Following our state lunch, the conference broke out into networking sessions. The 30 for 30 Campaign networking session, which focused on women living with HIV, was the meeting that particularly struck a chord with me. This session shed light on the specific problems that women living with HIV face when compared to men. I previously did not know a lot of the data provided.
After an eventful first day, we finally separated into our respective state delegations. It was time to share this message with the Senators and Representatives. We went into the Capitol in the early hours of March 1st. We were visible as we walked up Constitution and Independence Avenue wearing red, the color of the red ribbon used to symbolize HIV. Our first meeting was with Senator Elizabeth Warren’s health staffer to discuss the importance of HIV/AIDS funding, HIV criminalization, and stable housing for those with the virus. The meeting went very well and I was surprised to see how knowledgeable the staffer was on current issues that the HIV/AIDS community face. The experience of being on Capitol Hill was one I will not soon forget.
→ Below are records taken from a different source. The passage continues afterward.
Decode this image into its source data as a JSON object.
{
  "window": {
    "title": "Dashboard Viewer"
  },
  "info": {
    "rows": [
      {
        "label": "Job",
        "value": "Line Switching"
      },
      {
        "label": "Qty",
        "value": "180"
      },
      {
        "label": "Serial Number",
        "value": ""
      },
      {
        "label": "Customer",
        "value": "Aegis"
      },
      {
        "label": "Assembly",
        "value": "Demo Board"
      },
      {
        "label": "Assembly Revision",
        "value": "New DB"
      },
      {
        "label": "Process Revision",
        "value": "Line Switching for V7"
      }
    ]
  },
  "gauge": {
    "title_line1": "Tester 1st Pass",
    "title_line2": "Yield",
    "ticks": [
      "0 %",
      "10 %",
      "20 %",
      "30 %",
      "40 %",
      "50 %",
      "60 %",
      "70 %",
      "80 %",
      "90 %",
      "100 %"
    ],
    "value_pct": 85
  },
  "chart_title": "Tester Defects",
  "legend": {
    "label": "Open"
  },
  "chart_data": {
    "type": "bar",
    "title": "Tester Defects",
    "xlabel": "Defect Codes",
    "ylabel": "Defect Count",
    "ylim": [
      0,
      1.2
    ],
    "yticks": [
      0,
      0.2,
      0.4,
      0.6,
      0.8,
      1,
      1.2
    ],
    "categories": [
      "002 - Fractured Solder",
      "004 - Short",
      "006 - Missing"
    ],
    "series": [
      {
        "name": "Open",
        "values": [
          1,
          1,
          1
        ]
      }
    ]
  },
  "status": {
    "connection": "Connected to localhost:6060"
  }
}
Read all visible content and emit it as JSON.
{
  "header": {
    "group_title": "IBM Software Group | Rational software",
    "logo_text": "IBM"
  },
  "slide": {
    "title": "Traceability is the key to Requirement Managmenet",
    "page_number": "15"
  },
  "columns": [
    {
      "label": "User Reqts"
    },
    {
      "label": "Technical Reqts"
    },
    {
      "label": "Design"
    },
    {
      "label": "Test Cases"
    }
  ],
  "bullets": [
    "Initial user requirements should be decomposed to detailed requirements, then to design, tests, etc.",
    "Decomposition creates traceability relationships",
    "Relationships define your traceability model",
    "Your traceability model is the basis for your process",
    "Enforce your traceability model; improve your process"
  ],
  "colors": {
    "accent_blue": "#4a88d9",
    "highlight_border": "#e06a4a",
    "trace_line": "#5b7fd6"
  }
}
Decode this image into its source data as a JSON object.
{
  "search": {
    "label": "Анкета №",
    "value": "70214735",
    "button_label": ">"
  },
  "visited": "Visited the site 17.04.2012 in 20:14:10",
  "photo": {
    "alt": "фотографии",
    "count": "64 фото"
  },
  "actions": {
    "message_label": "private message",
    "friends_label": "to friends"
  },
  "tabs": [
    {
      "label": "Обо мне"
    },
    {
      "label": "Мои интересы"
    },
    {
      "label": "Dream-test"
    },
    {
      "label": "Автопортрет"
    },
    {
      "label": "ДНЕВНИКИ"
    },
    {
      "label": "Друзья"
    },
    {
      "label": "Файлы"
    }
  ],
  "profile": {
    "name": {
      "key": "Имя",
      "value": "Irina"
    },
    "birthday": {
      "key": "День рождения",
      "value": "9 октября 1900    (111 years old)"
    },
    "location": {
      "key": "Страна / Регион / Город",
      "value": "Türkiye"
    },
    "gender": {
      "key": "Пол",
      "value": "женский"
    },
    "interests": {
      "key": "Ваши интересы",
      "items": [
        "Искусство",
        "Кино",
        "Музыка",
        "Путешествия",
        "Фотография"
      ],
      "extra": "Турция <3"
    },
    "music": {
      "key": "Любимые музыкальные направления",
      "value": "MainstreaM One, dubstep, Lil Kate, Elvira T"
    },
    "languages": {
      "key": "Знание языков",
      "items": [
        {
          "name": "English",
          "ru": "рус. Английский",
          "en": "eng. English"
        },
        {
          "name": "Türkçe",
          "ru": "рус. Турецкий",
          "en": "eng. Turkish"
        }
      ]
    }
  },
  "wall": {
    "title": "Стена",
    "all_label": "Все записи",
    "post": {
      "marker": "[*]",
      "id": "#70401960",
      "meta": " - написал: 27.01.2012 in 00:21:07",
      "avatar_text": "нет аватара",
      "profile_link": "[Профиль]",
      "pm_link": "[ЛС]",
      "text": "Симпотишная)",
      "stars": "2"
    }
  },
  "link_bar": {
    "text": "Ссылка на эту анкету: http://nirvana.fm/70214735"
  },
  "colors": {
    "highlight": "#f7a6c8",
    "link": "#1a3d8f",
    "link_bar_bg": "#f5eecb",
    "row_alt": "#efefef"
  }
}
This was not my first time in D.C, but it was the first time I went with a new family. Despite being young and inexperienced, the advocates at AIDSWatch welcomed me with open arms and I quickly realized that it was no longer “me,” it was “we.” We were all allies – lesbian, gay, straight, bisexual, transgender, cis-gender, black, white, Hispanic, or Asian – our diversity at AIDSWatch mirrors the impact of AIDS on humanity. The stories shared throughout the conference gave credence to the idea that despite our differences in age, income, and ability we stand as one coalition united in the fight to eradicate AIDS.